Most people are familiar with the newer face of St. Elizabeth's, a high school for girls that was founded in 1882. This part of the school building faces Arsenal:
But the old entrance to the school is at Crittenden and Tennessee. This part of Crittenden is closed to Grand, where it would otherwise empty out, so it's essentially a cul-de-sac now, very quiet and untraveled, ending with this lovely view:
I turned down Louisiana, heading past Roosevelt High School, another venerable and quite beautiful educational institution whose future may be in doubt. As I approached Connecticut, I noticed a pungent smell. It turned out to be a car on fire. There was a man on the sidewalk alongside the school grounds, yelling at a woman to move her car, which was directly behind the burning vehicle. In this picture you can see her heeding his advice:
I took Louisiana down to Osage and turned there at Marquette Park, another little treasure that's tucked away in a somewhat forgotten neighborhood. There's an outdoor pool there, which costs $2 to swim in for adults, $1 for kids. (I asked.)
If you ride around to the front of this complex, on Minnesota, you can see evidence of St. Louis's old public spirit in this fine pool building.
This section of Minnesota, incidentally, is still constructed of brick, so it feels like a time warp back to an earlier era.

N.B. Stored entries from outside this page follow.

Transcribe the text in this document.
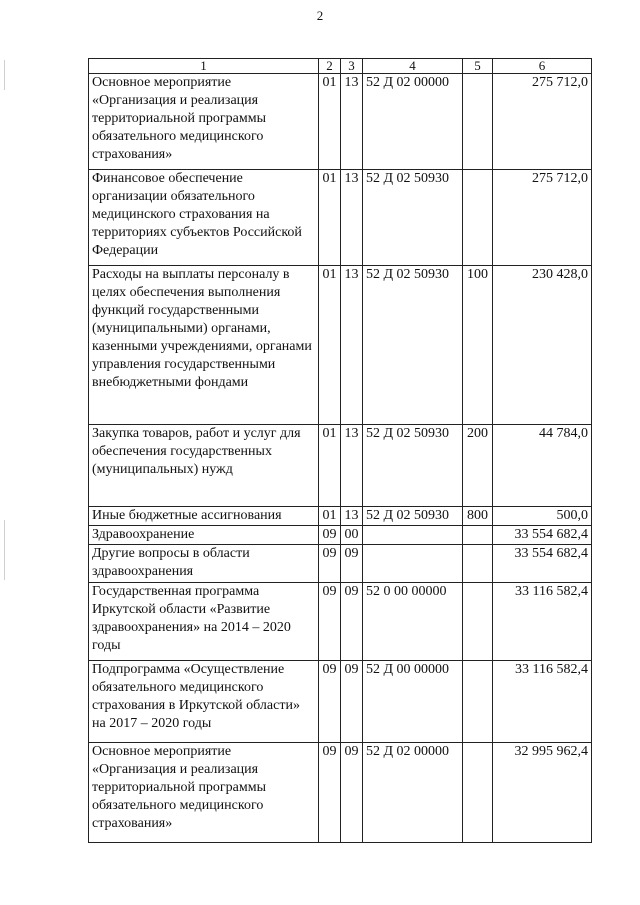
2
1	2	3	4	5	6
Основное мероприятие «Организация и реализация территориальной программы обязательного медицинского страхования»	01	13	52 Д 02 00000		275 712,0
Финансовое обеспечение организации обязательного медицинского страхования на территориях субъектов Российской Федерации	01	13	52 Д 02 50930		275 712,0
Расходы на выплаты персоналу в целях обеспечения выполнения функций государственными (муниципальными) органами, казенными учреждениями, органами управления государственными внебюджетными фондами	01	13	52 Д 02 50930	100	230 428,0
Закупка товаров, работ и услуг для обеспечения государственных (муниципальных) нужд	01	13	52 Д 02 50930	200	44 784,0
Иные бюджетные ассигнования	01	13	52 Д 02 50930	800	500,0
Здравоохранение	09	00			33 554 682,4
Другие вопросы в области здравоохранения	09	09			33 554 682,4
Государственная программа Иркутской области «Развитие здравоохранения» на 2014 – 2020 годы	09	09	52 0 00 00000		33 116 582,4
Подпрограмма «Осуществление обязательного медицинского страхования в Иркутской области» на 2017 – 2020 годы	09	09	52 Д 00 00000		33 116 582,4
Основное мероприятие «Организация и реализация территориальной программы обязательного медицинского страхования»	09	09	52 Д 02 00000		32 995 962,4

Also part of this complex is something called the Thomas Dunn Learning Center, a more recent edifice that is not without its own charm:
I took Gasconade up to Laclede Park, where I noticed this sign on the back of Meramec Elementary School:
I rode toward Broadway, past St. Alexian Hospital, then across Broadway. This spooky-looking abandoned house was on Illinois, between Osage and Keokuk:
I like this house, at Marine and Miami, though I imagine it'd be worth a lot more if it were located somewhere else:
The old Lemp brewery complex, another dramatic and sadly beautiful reminder of St. Louis's past—and perhaps, one fears, a harbinger of the future should InBev decide to close the Anheuser-Busch brewery.

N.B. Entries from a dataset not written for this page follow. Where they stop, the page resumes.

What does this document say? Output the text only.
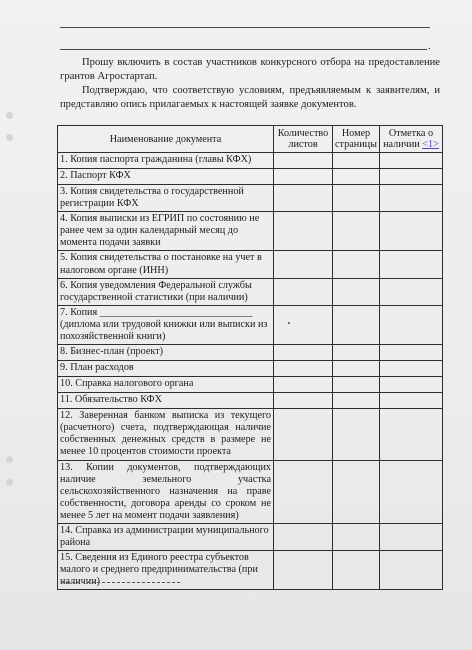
.

Прошу включить в состав участников конкурсного отбора на предоставление грантов Агростартап.

Подтверждаю, что соответствую условиям, предъявляемым к заявителям, и представляю опись прилагаемых к настоящей заявке документов.

Наименование документа	Количество листов	Номер страницы	Отметка о наличии <1>
1. Копия паспорта гражданина (главы КФХ)			
2. Паспорт КФХ			
3. Копия свидетельства о государственной регистрации КФХ			
4. Копия выписки из ЕГРИП по состоянию не ранее чем за один календарный месяц до момента подачи заявки			
5. Копия свидетельства о постановке на учет в налоговом органе (ИНН)			
6. Копия уведомления Федеральной службы государственной статистики (при наличии)			
7. Копия ______________________________ (диплома или трудовой книжки или выписки из похозяйственной книги)			
8. Бизнес-план (проект)			
9. План расходов			
10. Справка налогового органа			
11. Обязательство КФХ			
12. Заверенная банком выписка из текущего (расчетного) счета, подтверждающая наличие собственных денежных средств в размере не менее 10 процентов стоимости проекта			
13. Копии документов, подтверждающих наличие земельного участка сельскохозяйственного назначения на праве собственности, договора аренды со сроком не менее 5 лет на момент подачи заявления)			
14. Справка из администрации муниципального района			
15. Сведения из Единого реестра субъектов малого и среднего предпринимательства (при наличии)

I seem to recall going to this dairy on Cherokee for ice cream with my uncle and cousins when I was about 15, but I might be mistaken. In any case, it's a cool sign:
My friend Ben edited a documentary about this place, which is an assisted-living facility for adults. It's at Utah and Texas, an intersection that is the inspiration for its southwestern theme and name, Silver Spur. I had completely forgotten about this place and was delighted to come upon it unexpectedly.

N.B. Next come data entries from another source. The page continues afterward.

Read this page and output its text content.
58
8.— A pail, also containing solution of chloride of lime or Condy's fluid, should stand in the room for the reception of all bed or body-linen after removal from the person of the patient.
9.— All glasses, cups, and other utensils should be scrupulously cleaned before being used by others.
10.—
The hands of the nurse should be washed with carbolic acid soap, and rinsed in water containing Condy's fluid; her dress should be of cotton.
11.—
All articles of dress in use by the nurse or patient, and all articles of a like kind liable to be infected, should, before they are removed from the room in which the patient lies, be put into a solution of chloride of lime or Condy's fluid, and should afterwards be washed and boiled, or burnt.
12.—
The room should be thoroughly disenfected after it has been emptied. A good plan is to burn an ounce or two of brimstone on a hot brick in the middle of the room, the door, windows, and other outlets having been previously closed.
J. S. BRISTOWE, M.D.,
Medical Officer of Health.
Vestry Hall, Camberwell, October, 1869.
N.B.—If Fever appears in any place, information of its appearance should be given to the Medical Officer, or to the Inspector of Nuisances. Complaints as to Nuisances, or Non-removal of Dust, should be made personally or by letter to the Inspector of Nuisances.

This leaning house, further west on Utah, looks to be in desperate need of piering:
Even further west on Utah, just past Grand, the homeowners seem to have more resources at their disposal:
I've always loved this urbane little spot on Spring Avenue:
So that was today's hour-long ramble through the south side of St. Louis. Is there any other place in the metro area that features such a richness of architectural beauty, historical evocativeness, decaying grandeur, neighborhood revitilization, and ethnic, racial, and economic diversity?